Crescendo, aumentano le distanze interpersonali. I bambini stanno tutti ammassati; gli adolescenti, molto vicini. Per gli adulti, meno di 50 cm è considerato intimo. Nel frattempo, ecco che si avvicinano le ragazze. A conferma delle mie considerazioni sulla distanza, le ragazze procedono a tre o a quattro alla volta. Si tengono a braccetto, in formazioni compatte, infrangibili. Se qualcuno deve percorrere il corridoio nell’altra direzione, le deve aggirare. Le ragazze di solito chiacchierano fitto fitto, oppure ridono con note acute. Sfilano decise, sembra che facciano le vasche, ma forse stanno solo andando in bagno tutte insieme, o magari accompagnano fedeli l’amica che deve comprare un panino.
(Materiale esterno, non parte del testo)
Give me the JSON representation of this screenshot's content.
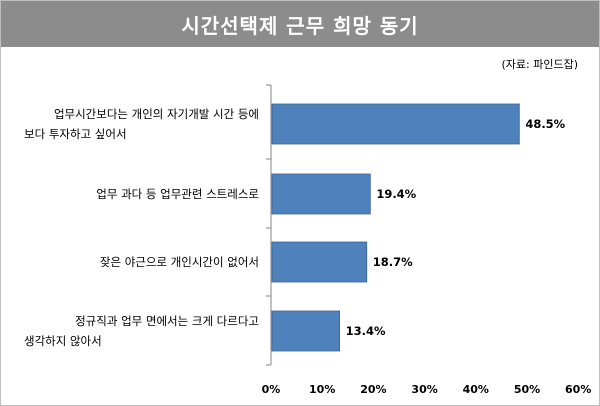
{
  "title": "시간선택제 근무 희망 동기",
  "source": "(자료: 파인드잡)",
  "chart_data": {
    "type": "bar",
    "orientation": "horizontal",
    "categories": [
      [
        "업무시간보다는 개인의 자기개발 시간 등에",
        "보다 투자하고 싶어서"
      ],
      [
        "업무 과다 등 업무관련 스트레스로"
      ],
      [
        "잦은 야근으로 개인시간이 없어서"
      ],
      [
        "정규직과 업무 면에서는 크게 다르다고",
        "생각하지 않아서"
      ]
    ],
    "values": [
      48.5,
      19.4,
      18.7,
      13.4
    ],
    "value_labels": [
      "48.5%",
      "19.4%",
      "18.7%",
      "13.4%"
    ],
    "xlim": [
      0,
      60
    ],
    "ticks": [
      0,
      10,
      20,
      30,
      40,
      50,
      60
    ],
    "tick_labels": [
      "0%",
      "10%",
      "20%",
      "30%",
      "40%",
      "50%",
      "60%"
    ],
    "bar_color": "#4f81bd",
    "grid": false,
    "legend": "none"
  }
}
Una mano brandisce il cellulare, l’altra è più versatile: apre la porta, scosta i capelli, scarta la merenda.

Le ragazze sembrano mediamente più tranquille, non si picchiano, ma lo strillo di una di loro mi fa balzare in avanti, certa di un’emergenza: cos’è successo? Perché urla? Ah, no. Niente. Rideva. Mi salva la campanella. Anche per oggi l’intervallo è finito. Deo gratias.